Lie-ins ‘could raise diabetes risk’
Before you enjoy yet another lazy sleep-in this weekend, be warned that it may be increasing your risk of diabetes and heart disease. Everyone looks forward to days free from work or other commitments, and catching up on lost sleep can be a real treat. However, researchers are now claiming that even small changes to the time you get up each day could damage your health.
It has been known for some time that people who work shifts and experience constant disruption to their natural body clock (also known as circadian system) are more likely to develop Type 2 diabetes and heart disease than those who have regular working hours. Now it seems that waking up early during the week to go to work and then having a lie-in at the weekends could also be detrimental.
The study scrutinised the sleeping patterns of 447 men and women aged 30 to 54, who worked for at least 25 hours outside their home.
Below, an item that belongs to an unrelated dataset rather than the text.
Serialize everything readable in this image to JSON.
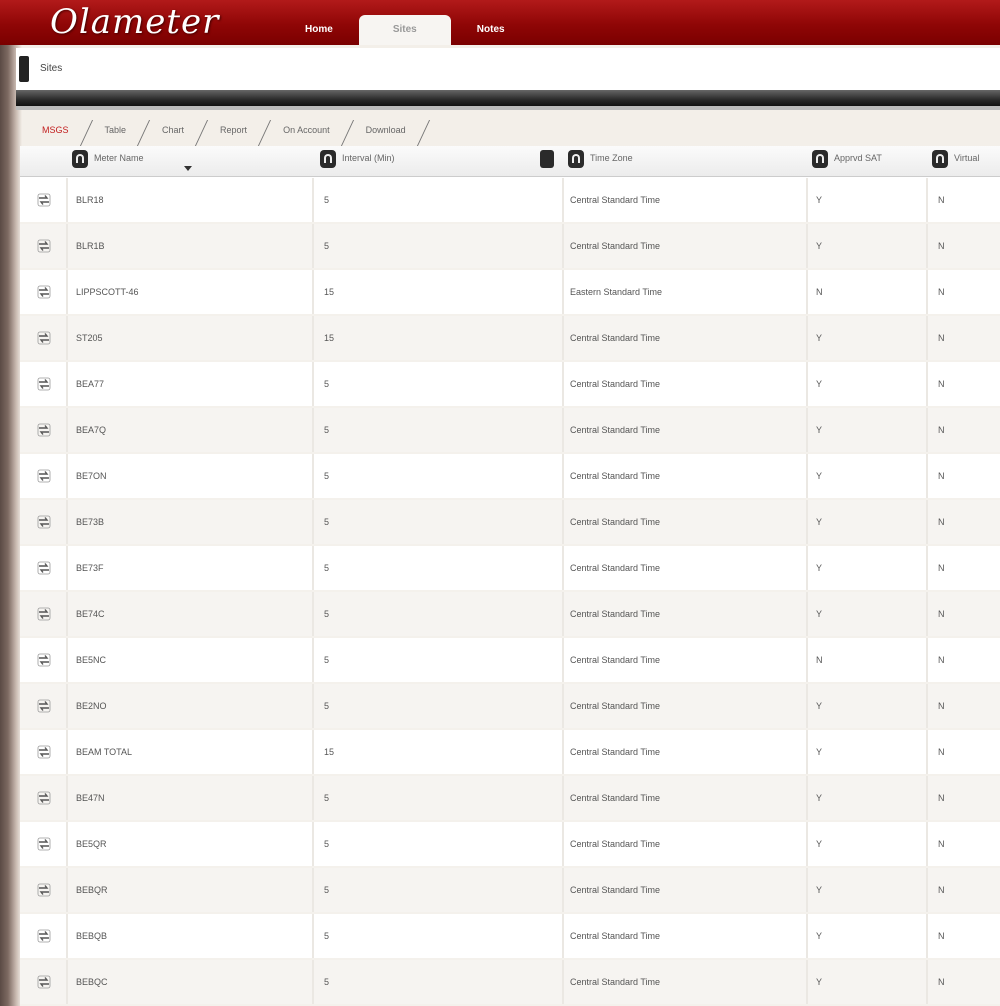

Each participant had to wear a wristband to track their movement and sleep every day for a week, while questionnaires were used to examine their diet and exercise patterns.
Individuals who showed a greater difference in their sleep schedules on work days compared to days off were more likely to have a larger waist circumference, higher body mass index, higher fasting insulin levels and poorer cholesterol profiles. Almost 85 per cent had a later halfway point in their sleep cycle on their free days, compared to when they had to work.
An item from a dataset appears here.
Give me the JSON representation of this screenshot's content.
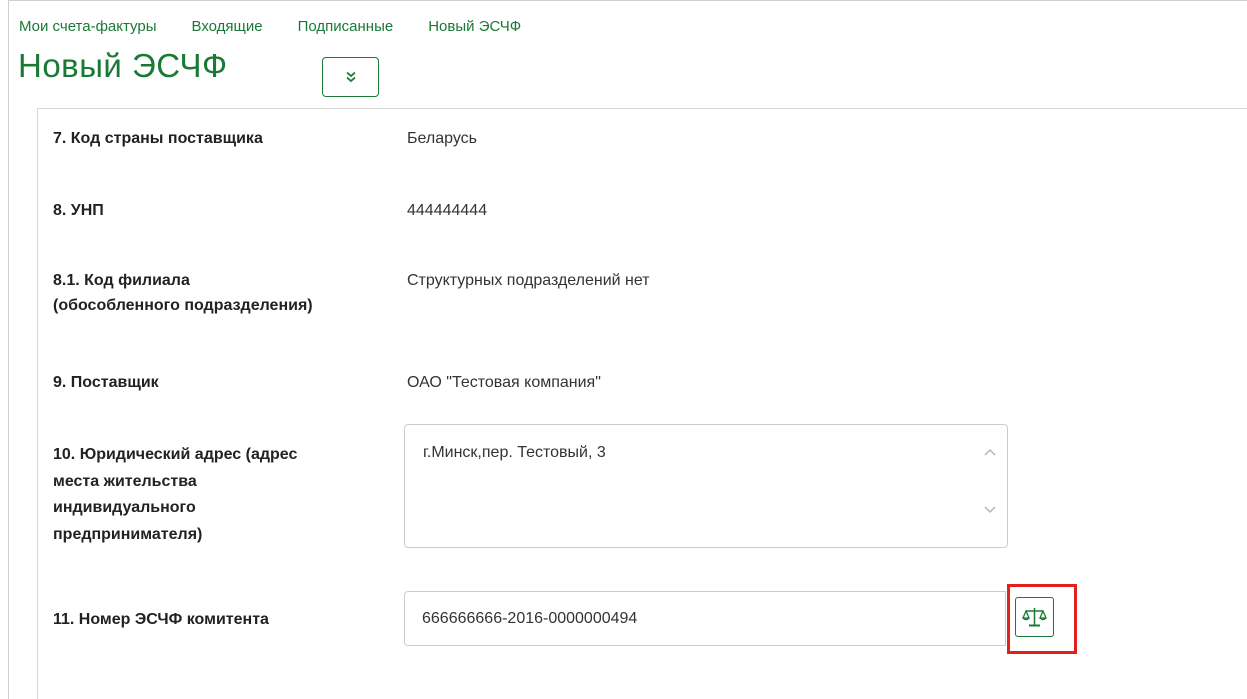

“Social jetlag refers to the mismatch between an individual’s biological circadian rhythm and their socially-imposed sleep schedules,” Dr Patricia Wong, from the University of Pittsburgh in the US, said. “This is the first study to show that even among healthy, working adults who experience a less extreme range of mismatches in their sleep schedule, social jetlag can contribute to metabolic problems.
“These can contribute to the development of obesity, diabetes and cardiovascular disease.”
The research, which was published in the Journal of Clinical Endocrinology and Metabolism, showed that people who got up at different times during the week were found to have raised levels of fat in their blood.
“We may need to consider as a society how work and social obligations affect our sleep and health,” added Dr Wong.